The authors declare competing financial interests: details are available in the online version of the paper.

Figures

Figure 1
Figure 1
The likelihood of encountering immunological barriers depends on the type of cells and tissues used in regenerative therapies. Allogeneic cells of any type are at highest risk for rejection and require tolerance-inducing interventions. Observations from solid-organ transplantation indicate that even in an allogeneic setting the tissue source may also matter, as it is easier to induce tolerance to some allogeneic tissues (e.g., liver) than to others (e.g., skin). Autologous cells can be immunogenic if they have been genetically engineered to express an exogenous protein. Allogeneic cells derived from embryonic stem cells or autologous cells derived from induced pluripotent stem cells may acquire immunogenic features during prolonged culture. Decellularized allografts used as tissue-engineering scaffolds are not expected to encounter substantial immunological barriers because the immunogenicity of extracellular matrix proteins is generally low.
Figure 2
Figure 2
Molecular basis of T cell allorecognition and activation. (a) Allorecognition occurs in one of three ways when T cells interact with allogeneic target cells or peptides. In direct allorecognition, T cells are activated directly by allogeneic cells (antigen-presenting cells (APCs) or any cell expressing allogeneic MHC). T cell receptor activation is triggered by recognition of the complex comprising determinants of the allogeneic MHC class I or MHC class II molecule loaded with peptide (the peptide origin is irrelevant). In semidirect allorecognition, allogeneic MHC class I or MHC class II molecules are acquired and MHC-peptide complexes displayed by autologous APCs. The peptide origin is again irrelevant. For indirect allorecognition to occur, allogeneic transplantation-relevant proteins must first be processed by autologous APCs. Subsequently, peptides derived from these allogeneic antigens are cross-presented by autologous MHCII on autologous APCs. T cell receptor activation is triggered by recognition of the complex comprising determinants of the autologous MHCII molecule loaded with an allogeneic peptide. (b) T cell activation by antigen-presenting cells requires two types of signals. Signal 1 is received by the TCR when it interacts with a cognate peptide-MHC complex. Signal 2 is received by costimulatory molecules (e.g., CD28) when they interact with cognate ligands (e.g., CD80 or CD86). Molecules that inhibit T cell activation and/or induce T cell anergy include cytotoxic T cell lymphocyte antigen 4 (CTLA-4) and programmed cell death protein 1 (PD-1). Programmed death ligand 1 (PD-L1) is the main ligand for the PD-1 receptor.
Figure 3
Figure 3
Antigen-specific tolerance induction by apoptotic, polymeric or protein carriers. (a) Autologous splenocytes are treated with ethylene carbodiimide in the presence of exogenous antigen, which results in the production of apoptotic cellular debris that displays the exogenous antigen but not activation signals that induce costimulation by antigen-presenting cells. Intravenous infusion of these apoptotic antigen ‘carriers’ results in T cell tolerance to the exogenous antigens. (b) Donor splenocytes can be treated as in a in the absence of exogenous antigen. In this scenario, T cells are tolerized to endogenous donor MHC molecules and other endogenous alloantigens. (c) Polymeric microparticles can be treated as in a in the presence of exogenous antigens to conjugate the antigen to the microparticle; alternatively, exogenous antigens can be encapsulated within the microparticles.

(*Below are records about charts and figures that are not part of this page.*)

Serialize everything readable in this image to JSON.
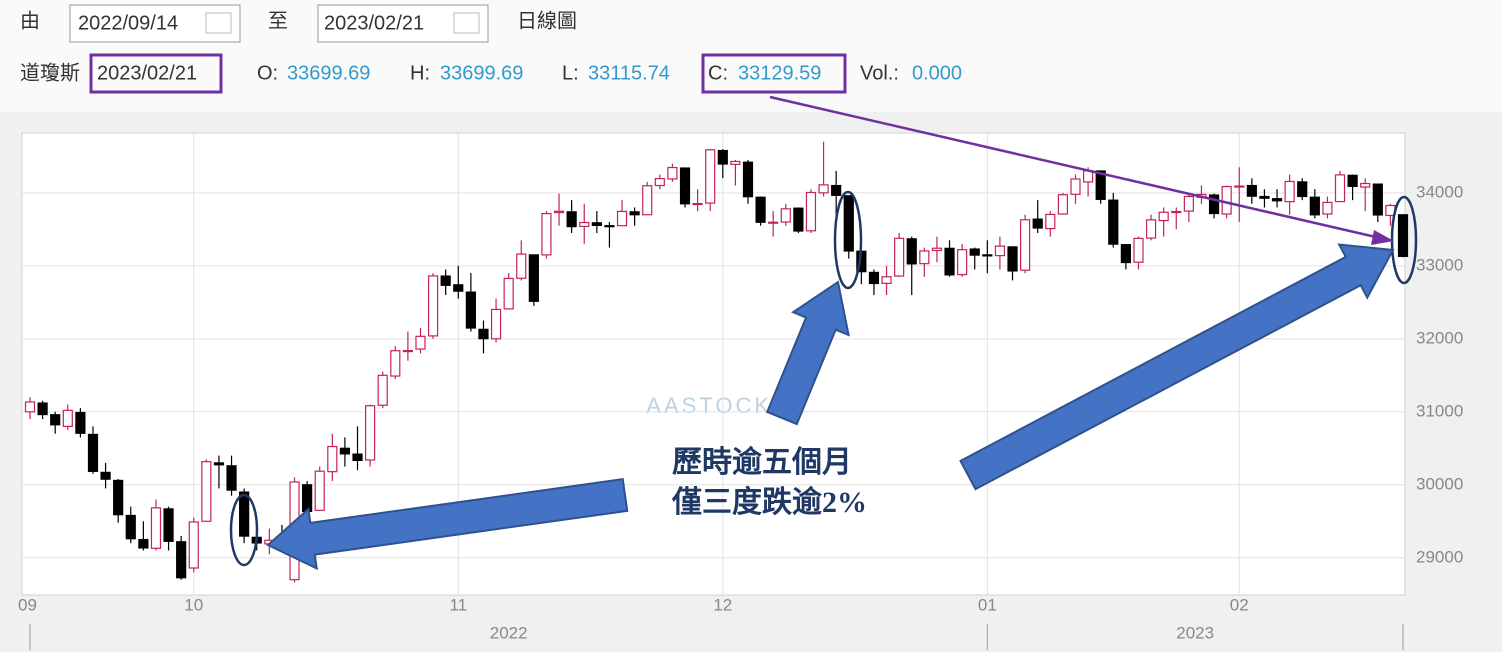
{
  "header": {
    "from_label": "由",
    "from_date": "2022/09/14",
    "to_label": "至",
    "to_date": "2023/02/21",
    "view": "日線圖",
    "index_name": "道瓊斯",
    "date": "2023/02/21",
    "quote": [
      {
        "label": "O:",
        "value": "33699.69"
      },
      {
        "label": "H:",
        "value": "33699.69"
      },
      {
        "label": "L:",
        "value": "33115.74"
      },
      {
        "label": "C:",
        "value": "33129.59"
      },
      {
        "label": "Vol.:",
        "value": "0.000"
      }
    ]
  },
  "chart_data": {
    "type": "candlestick",
    "watermark": "AASTOCKS",
    "annotation": [
      "歷時逾五個月",
      "僅三度跌逾2%"
    ],
    "categories": [
      "09",
      null,
      null,
      null,
      null,
      null,
      null,
      null,
      null,
      null,
      null,
      null,
      null,
      "10",
      null,
      null,
      null,
      null,
      null,
      null,
      null,
      null,
      null,
      null,
      null,
      null,
      null,
      null,
      null,
      null,
      null,
      null,
      null,
      null,
      "11",
      null,
      null,
      null,
      null,
      null,
      null,
      null,
      null,
      null,
      null,
      null,
      null,
      null,
      null,
      null,
      null,
      null,
      null,
      null,
      null,
      "12",
      null,
      null,
      null,
      null,
      null,
      null,
      null,
      null,
      null,
      null,
      null,
      null,
      null,
      null,
      null,
      null,
      null,
      null,
      null,
      null,
      "01",
      null,
      null,
      null,
      null,
      null,
      null,
      null,
      null,
      null,
      null,
      null,
      null,
      null,
      null,
      null,
      null,
      null,
      null,
      null,
      "02",
      null,
      null,
      null,
      null,
      null,
      null,
      null,
      null,
      null,
      null,
      null,
      null,
      null
    ],
    "years": [
      "2022",
      "2023"
    ],
    "open": [
      31000,
      31120,
      30960,
      30800,
      30990,
      30690,
      30170,
      30060,
      29580,
      29250,
      29130,
      29670,
      29220,
      28860,
      29500,
      30300,
      30260,
      29900,
      29280,
      29190,
      29230,
      28700,
      30000,
      29650,
      30180,
      30500,
      30420,
      30340,
      31090,
      31490,
      31830,
      31860,
      32040,
      32860,
      32740,
      32640,
      32130,
      32000,
      32410,
      32830,
      33150,
      33150,
      33730,
      33740,
      33540,
      33590,
      33550,
      33550,
      33740,
      33700,
      34100,
      34190,
      34340,
      33840,
      33860,
      34580,
      34390,
      34420,
      33940,
      33590,
      33600,
      33790,
      33480,
      34000,
      34100,
      33960,
      33200,
      32910,
      32760,
      32860,
      33370,
      33030,
      33210,
      33240,
      32880,
      33230,
      33150,
      33140,
      33260,
      32940,
      33640,
      33510,
      33710,
      33980,
      34150,
      34300,
      33900,
      33290,
      33050,
      33380,
      33620,
      33740,
      33750,
      33940,
      33970,
      33710,
      34080,
      34100,
      33950,
      33920,
      33880,
      34150,
      33940,
      33710,
      33880,
      34240,
      34080,
      34120,
      33690,
      33699.69
    ],
    "high": [
      31200,
      31150,
      31000,
      31100,
      31050,
      30800,
      30300,
      30080,
      29700,
      29500,
      29800,
      29700,
      29300,
      29550,
      30350,
      30400,
      30400,
      29950,
      29500,
      29400,
      29450,
      30100,
      30050,
      30250,
      30700,
      30650,
      30800,
      31100,
      31550,
      31900,
      32100,
      32150,
      32900,
      32950,
      33000,
      32900,
      32250,
      32550,
      32900,
      33350,
      33150,
      33750,
      33990,
      33900,
      33850,
      33750,
      33600,
      33900,
      33800,
      34150,
      34250,
      34400,
      34350,
      34050,
      34600,
      34600,
      34450,
      34450,
      33950,
      33750,
      33850,
      33800,
      34050,
      34700,
      34300,
      33950,
      33200,
      32950,
      33000,
      33450,
      33400,
      33250,
      33400,
      33350,
      33300,
      33250,
      33350,
      33400,
      33250,
      33700,
      33900,
      33750,
      34000,
      34250,
      34350,
      34300,
      34000,
      33300,
      33400,
      33700,
      33800,
      33800,
      34000,
      34100,
      33990,
      34100,
      34350,
      34200,
      34050,
      34050,
      34250,
      34200,
      34050,
      33950,
      34300,
      34250,
      34200,
      34120,
      33850,
      33699.69
    ],
    "low": [
      30900,
      30900,
      30700,
      30750,
      30650,
      30150,
      29950,
      29480,
      29200,
      29100,
      29100,
      29100,
      28700,
      28800,
      29500,
      29950,
      29850,
      29200,
      29100,
      29050,
      29150,
      28660,
      29550,
      29650,
      30050,
      30250,
      30200,
      30250,
      31050,
      31450,
      31700,
      31800,
      32000,
      32600,
      32550,
      32100,
      31800,
      31950,
      32400,
      32800,
      32450,
      33100,
      33550,
      33450,
      33300,
      33450,
      33250,
      33550,
      33550,
      33700,
      34050,
      34150,
      33800,
      33750,
      33750,
      34200,
      34100,
      33850,
      33550,
      33400,
      33550,
      33450,
      33450,
      33950,
      33700,
      33100,
      32750,
      32600,
      32600,
      32850,
      32600,
      32850,
      33050,
      32850,
      32850,
      32950,
      32900,
      32950,
      32800,
      32900,
      33450,
      33400,
      33700,
      33850,
      33950,
      33850,
      33250,
      32950,
      32950,
      33350,
      33400,
      33500,
      33600,
      33850,
      33650,
      33650,
      33600,
      33850,
      33800,
      33800,
      33700,
      33900,
      33650,
      33650,
      33900,
      33900,
      33750,
      33600,
      33550,
      33115.74
    ],
    "close": [
      31135,
      30962,
      30822,
      31020,
      30706,
      30184,
      30077,
      29590,
      29261,
      29135,
      29684,
      29226,
      28726,
      29491,
      30317,
      30274,
      29927,
      29297,
      29203,
      29240,
      29211,
      30039,
      29635,
      30186,
      30524,
      30424,
      30334,
      31083,
      31500,
      31837,
      31839,
      32034,
      32862,
      32733,
      32653,
      32148,
      32002,
      32403,
      32827,
      33161,
      32514,
      33716,
      33748,
      33537,
      33593,
      33554,
      33546,
      33746,
      33700,
      34098,
      34195,
      34347,
      33850,
      33853,
      34590,
      34395,
      34430,
      33947,
      33597,
      33598,
      33781,
      33477,
      34005,
      34109,
      33966,
      33203,
      32920,
      32758,
      32850,
      33377,
      33027,
      33204,
      33241,
      32876,
      33221,
      33147,
      33136,
      33270,
      32930,
      33631,
      33518,
      33704,
      33974,
      34190,
      34303,
      33911,
      33297,
      33045,
      33376,
      33630,
      33734,
      33744,
      33950,
      33978,
      33717,
      34086,
      34093,
      33954,
      33926,
      33891,
      34156,
      33950,
      33699,
      33869,
      34246,
      34089,
      34128,
      33697,
      33827,
      33129.59
    ],
    "up_color": "#c3235a",
    "down_color": "#000000",
    "ylim": [
      28490,
      34820
    ],
    "yticks": [
      29000,
      30000,
      31000,
      32000,
      33000,
      34000
    ],
    "grid": true
  }
}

After intravenous infusion, the microparticles are taken up by macrophages that express the scavenger receptor MACRO, and this induces tolerance to the exogenous antigens. (d) Exogenous antigens can be fused to antibody fragments (e.g., single-chain variable fragment, scFv) or other peptides that are specific for proteins expressed on the surface of red blood cells (RBCs). After intravenous infusion, the fusion proteins bind RBCs. Subsequent normal clearance of aged RBCs generates apoptotic RBC debris carrying the exogenous antigen but lacking activation signals. As in a and b, these apoptotic antigen ‘carriers’ induce T cell tolerance.